Before I even knew the term, I had heard about a deck of cards called Oblique Strategies, created by Brian Eno and Peter Schmidt in 1975. The original deck contained 113 cards, each of which gave a suggestion of how to get unblocked on creative problems by encouraging lateral thinking. For example, “Try faking it!” or “Ask your body”. While at first glance these may seem like nothing more than empty aphorisms or clichés, upon deeper inspection, they’re actually hard-won lessons in creativity, distilled into ink and letter-pressed onto paper. They’re little verbal gadgets for your brain to help you be a better artist or musician or creator.
If you’re a fan or practitioner of improvisational theatre, you have likely heard of the thought technology of “Yes and…”, but improvisers have a huge collection of these that they’ve built over decades to understand and improve their art form. Sometimes they’re referred to as “the rules”. But one of the things I love about the word technology in this context specifically is that it is value-neutral. Just like floppy disks or CD-ROMs, thought technologies can become outdated, outmoded, and be replaced by better, more useful tools. There are no good or bad technologies, only better and worse uses of them.
In fact, in an incredibly meta sense, even having an awareness of the concept of thought technologies is a thought technology in itself. Once you become aware of the various mental patterns and cognitive strategies you regularly employ to interact with the world, it becomes much easier to name, record, and consciously employ them. The branch of psychology interested in Cognitive Behavioral Therapy even uses this to help treat patients with mental illness and other cognitive distortions. Once you have built up this personal library of thought technologies you use, you can then examine, improve, update, and replace them as you learn new things about yourself, your work, and the spaces you operate in.
Some of the smartest people I know have recently become invested in building bespoke systems for exploring their own thought technologies over time. Andy Matushack’s working notes, the rapidly-expanding Roam Research and Obsidian communities, Tiago Forte and Nick Milo’s respective online courses on networked thought, and the larger movement toward personal knowledge management systems all point to the idea that as knowledge workers and creative people, it’s much easier to make breakthroughs in our work when we can look at what’s going on in our brain in a more concrete form and operate on those mental models more directly.
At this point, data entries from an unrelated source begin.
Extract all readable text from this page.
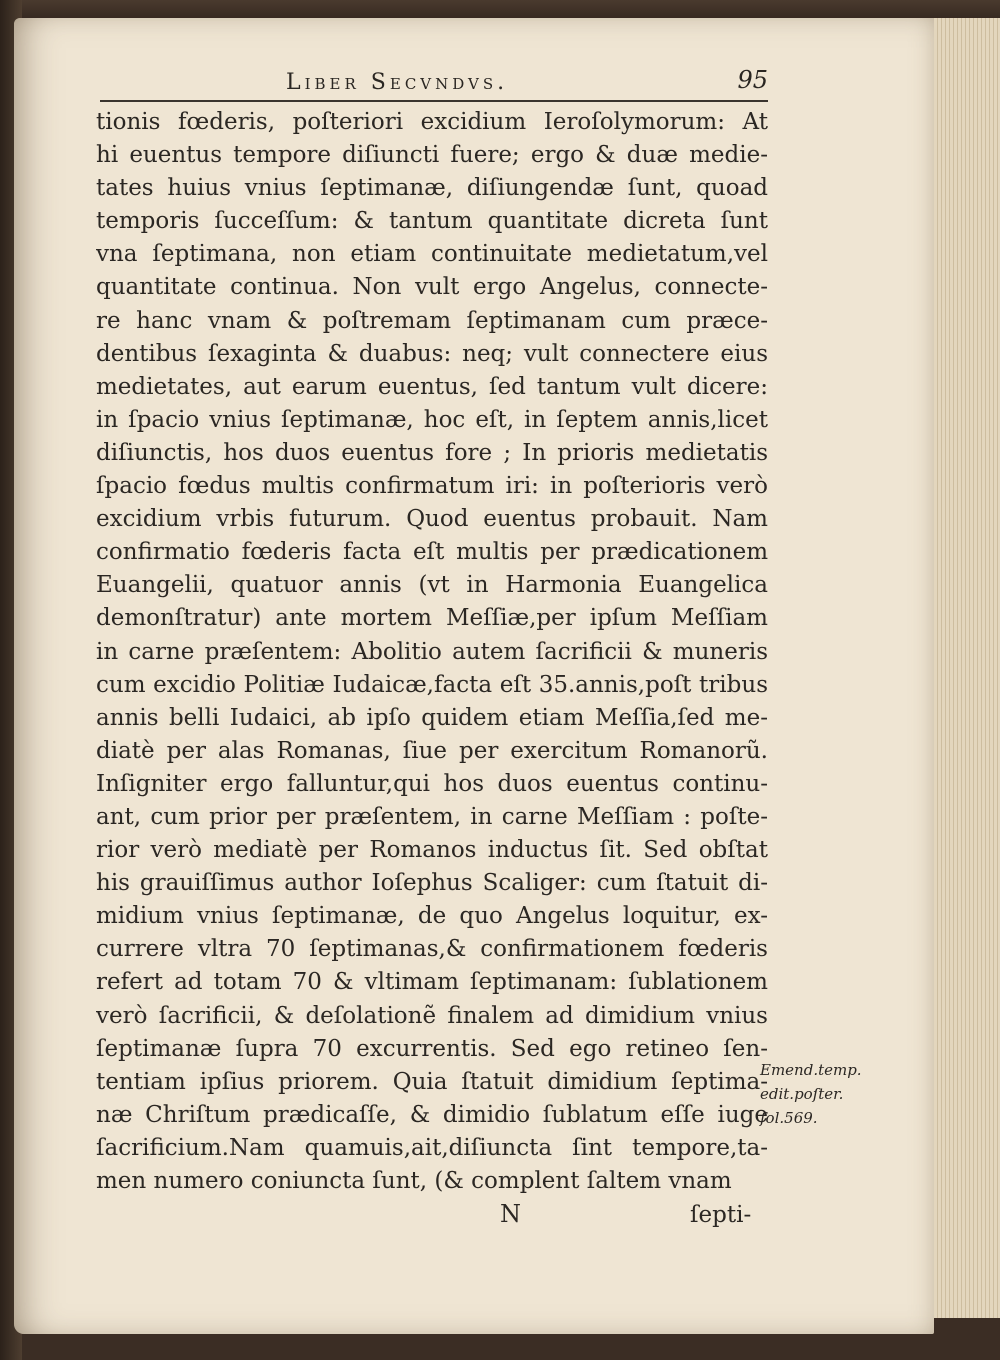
Liber Secvndvs.	95
tionis fœderis, poſteriori excidium Ieroſolymorum: At
hi euentus tempore diſiuncti fuere; ergo & duæ medie-
tates huius vnius ſeptimanæ, diſiungendæ ſunt, quoad
temporis ſucceſſum: & tantum quantitate dicreta ſunt
vna ſeptimana, non etiam continuitate medietatum,vel
quantitate continua. Non vult ergo Angelus, connecte-
re hanc vnam & poſtremam ſeptimanam cum præce-
dentibus ſexaginta & duabus: neq; vult connectere eius
medietates, aut earum euentus, ſed tantum vult dicere:
in ſpacio vnius ſeptimanæ, hoc eſt, in ſeptem annis,licet
diſiunctis, hos duos euentus fore ; In prioris medietatis
ſpacio fœdus multis confirmatum iri: in poſterioris verò
excidium vrbis futurum. Quod euentus probauit. Nam
confirmatio fœderis facta eſt multis per prædicationem
Euangelii, quatuor annis (vt in Harmonia Euangelica
demonſtratur) ante mortem Meſſiæ,per ipſum Meſſiam
in carne præſentem: Abolitio autem ſacrificii & muneris
cum excidio Politiæ Iudaicæ,facta eſt 35.annis,poſt tribus
annis belli Iudaici, ab ipſo quidem etiam Meſſia,ſed me-
diatè per alas Romanas, ſiue per exercitum Romanorũ.
Inſigniter ergo falluntur,qui hos duos euentus continu-
ant, cum prior per præſentem, in carne Meſſiam : poſte-
rior verò mediatè per Romanos inductus ſit. Sed obſtat
his grauiſſimus author Ioſephus Scaliger: cum ſtatuit di-
midium vnius ſeptimanæ, de quo Angelus loquitur, ex-
currere vltra 70 ſeptimanas,& confirmationem fœderis
refert ad totam 70 & vltimam ſeptimanam: ſublationem
verò ſacrificii, & deſolationẽ finalem ad dimidium vnius
ſeptimanæ ſupra 70 excurrentis. Sed ego retineo ſen-
tentiam ipſius priorem. Quia ſtatuit dimidium ſeptima-
næ Chriſtum prædicaſſe, & dimidio ſublatum eſſe iuge
ſacrificium.Nam quamuis,ait,diſiuncta ſint tempore,ta-
men numero coniuncta ſunt, (& complent ſaltem vnam
Emend.temp.
edit.poſter.
fol.569.
N	ſepti-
I’ve even dipped my own toe in the water by publishing 30 of my own thought technologies on my 30th birthday last year.
Giving someone a new way to think about the world is a gift. As someone who’s always trying to learn and grow, I try to treat these gifts with the same respect I have for the physical technology I carry with me in my pocket. Brian and Peter gave musicians hundreds of these gifts in a deck of cards, improvisers hand them down through books and classes, and Merlin and John broadcast them out weekly in an RSS feed. Thanks to that show, I’ve gained a way to think about thinking, and if you’ve never considered the apps that run on your own mental operating system before today, maybe you have too. Think different, I suppose.